Current baseline limits (must be treated as architectural bring-up constraints until promoted):

fetch width: 4
dispatch width: 4
issue width: up to 4
commit width: up to 4
LSU width: 1

These constraints are the current v0.4 closure baseline. Wider issue/commit and multi-LSU scaling are follow-on expansion tracks.

Pipeline contract (LC-MA-PIPE-001)¶

Stage ownership must be explicit (frontend/decode/rename/issue/execute/commit) with no hidden pass-through stage collapse.
Commit behavior must remain precise and ordered by architectural retirement.
ROB bookkeeping must remain coherent across multi-commit cycles.

Current frontend/decode/rename stage ownership (F0-D3)¶

The current promoted stage split from fetch through rename is:

F0: PC-select only.
F1: I-cache tag/data lookup control and miss/backpressure generation.
F2: ECC-checked raw cache-data staging.
F3: variable-length assembly/stitch, static prediction, block-boundary annotation, and template-stream control.
IB: per-thread buffered instruction delivery.
D1: decode plus ordering-id allocation.
D2: rename request/translation.
D3: renamed-uop latch boundary.

No hidden pass-through collapse is allowed across these boundaries in the architectural contract.

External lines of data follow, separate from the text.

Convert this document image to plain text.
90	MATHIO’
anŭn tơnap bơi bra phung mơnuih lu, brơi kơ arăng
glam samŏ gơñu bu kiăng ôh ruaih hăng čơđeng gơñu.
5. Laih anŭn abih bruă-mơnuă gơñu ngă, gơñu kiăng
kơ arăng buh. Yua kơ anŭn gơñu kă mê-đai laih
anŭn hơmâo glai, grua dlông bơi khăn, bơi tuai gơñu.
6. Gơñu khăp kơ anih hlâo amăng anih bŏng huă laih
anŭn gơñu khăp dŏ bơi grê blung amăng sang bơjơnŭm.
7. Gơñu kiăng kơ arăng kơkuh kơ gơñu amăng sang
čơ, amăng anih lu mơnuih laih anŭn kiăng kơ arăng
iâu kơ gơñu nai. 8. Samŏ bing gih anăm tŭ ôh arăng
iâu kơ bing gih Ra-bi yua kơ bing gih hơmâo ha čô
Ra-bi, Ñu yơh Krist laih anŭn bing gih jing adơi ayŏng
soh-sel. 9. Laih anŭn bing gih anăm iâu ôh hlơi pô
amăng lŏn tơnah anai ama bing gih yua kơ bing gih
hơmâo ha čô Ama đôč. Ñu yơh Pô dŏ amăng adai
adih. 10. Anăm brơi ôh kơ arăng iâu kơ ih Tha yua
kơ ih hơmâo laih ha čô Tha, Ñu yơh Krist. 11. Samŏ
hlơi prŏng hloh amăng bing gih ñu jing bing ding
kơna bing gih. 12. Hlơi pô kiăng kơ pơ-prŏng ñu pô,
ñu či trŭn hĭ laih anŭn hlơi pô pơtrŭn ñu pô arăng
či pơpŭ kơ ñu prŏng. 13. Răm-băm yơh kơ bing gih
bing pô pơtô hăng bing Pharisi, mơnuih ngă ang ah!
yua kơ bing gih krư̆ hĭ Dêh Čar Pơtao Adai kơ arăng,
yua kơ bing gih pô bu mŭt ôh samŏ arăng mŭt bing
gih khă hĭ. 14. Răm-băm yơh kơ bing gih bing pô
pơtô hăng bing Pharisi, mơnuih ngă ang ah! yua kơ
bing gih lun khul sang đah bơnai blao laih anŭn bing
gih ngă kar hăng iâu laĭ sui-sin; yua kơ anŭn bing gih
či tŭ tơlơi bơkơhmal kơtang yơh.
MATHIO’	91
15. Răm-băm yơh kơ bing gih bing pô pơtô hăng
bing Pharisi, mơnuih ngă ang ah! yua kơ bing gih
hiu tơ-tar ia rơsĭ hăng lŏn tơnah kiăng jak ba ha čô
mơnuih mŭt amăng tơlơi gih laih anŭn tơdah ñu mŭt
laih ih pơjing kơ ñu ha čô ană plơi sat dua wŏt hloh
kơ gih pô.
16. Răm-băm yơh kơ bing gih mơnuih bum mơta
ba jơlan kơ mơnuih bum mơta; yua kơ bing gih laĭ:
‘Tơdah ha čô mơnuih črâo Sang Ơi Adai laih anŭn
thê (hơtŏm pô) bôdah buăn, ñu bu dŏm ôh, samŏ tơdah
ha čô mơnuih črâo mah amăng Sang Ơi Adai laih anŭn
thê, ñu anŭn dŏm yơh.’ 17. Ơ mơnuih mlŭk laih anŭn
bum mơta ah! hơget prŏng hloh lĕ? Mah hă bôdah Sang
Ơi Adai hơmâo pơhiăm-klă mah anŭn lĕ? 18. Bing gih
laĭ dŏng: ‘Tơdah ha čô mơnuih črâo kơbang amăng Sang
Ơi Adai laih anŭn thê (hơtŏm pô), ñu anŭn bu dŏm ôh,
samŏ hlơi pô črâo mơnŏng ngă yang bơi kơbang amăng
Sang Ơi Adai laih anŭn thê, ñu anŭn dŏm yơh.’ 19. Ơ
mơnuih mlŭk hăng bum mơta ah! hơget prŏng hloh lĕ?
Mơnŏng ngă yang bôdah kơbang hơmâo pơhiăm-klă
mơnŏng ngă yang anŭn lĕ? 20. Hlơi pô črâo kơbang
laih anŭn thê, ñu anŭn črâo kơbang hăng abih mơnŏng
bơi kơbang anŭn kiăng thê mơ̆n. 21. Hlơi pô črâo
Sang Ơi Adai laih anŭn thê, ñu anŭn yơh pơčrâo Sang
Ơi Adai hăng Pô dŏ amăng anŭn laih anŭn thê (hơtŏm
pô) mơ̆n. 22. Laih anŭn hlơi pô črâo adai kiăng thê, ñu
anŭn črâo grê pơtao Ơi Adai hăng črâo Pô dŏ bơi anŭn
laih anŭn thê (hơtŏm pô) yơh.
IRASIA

Frontend contract details (F0-F3 + IB)¶

F0¶

F0 is a dedicated PC-select stage.
F0 receives multiple candidate PCs and selects one under control logic.
F0->F1 is a registered pipeline boundary.
The architecture-facing F0->F1 interface is per-thread rather than a single shared port with explicit thread multiplexing.

F1¶

F1 owns I-cache lookup/tag-check semantics.
F1 determines hit/miss and applies frontend backpressure on miss.
The architectural model reserves per-thread miss independence.
The current physical I-cache read path is single-ported, so F1 arbitrates among threads and services at most one thread lookup per cycle.
F1->F2 is a registered boundary.

F2¶

F2 receives cache-read data plus thread/PC context from F1.
F2 performs ECC checking and stages the raw cache-read result.
On ECC error, F2 blocks normal delivery to F3 and reports a fetch-side fault instead of forwarding a normal bundle-with-flag form.
F2 does not own variable-length stitching or cross-line assembly.

F3¶

F3 owns variable-length instruction assembly and per-thread carry/stitch buffering.
F3 performs static prediction.
F3 must recognize at least BSTART and BSTOP and annotate explicit block-boundary metadata.
The primary boundary metadata is semantic start_of_block / end_of_block rather than raw is_bstart / is_bstop opcode tags.
Template instructions (FENTRY, FEXIT, FRET.*) may be consumed by the CTU without forcing later instructions in the same fetch bundle to disappear; those later instructions may remain in frontend queues, but they must not enter IB before the CTU-expanded child stream for that template.
While a CTU child stream is actively injecting instructions, IB write-port source selection is CTU-priority and ordinary IFU writes wait until the active child stream completes.

Inst Buffer (`IB`)¶

IB is partitioned by thread; each thread owns an independent bank/FIFO.
An IB entry may legally straddle a block boundary.
Block metadata is carried per instruction, not as one summary bit per entry.
Each stored instruction carries its own length metadata.
PC encoding uses entry_base_pc plus per-instruction offset/length rather than a full explicit PC for every instruction.
Each per-thread IB bank provides up to decodeWidth lane reads per cycle so D1 can assemble a decode-width-aligned contiguous decode group.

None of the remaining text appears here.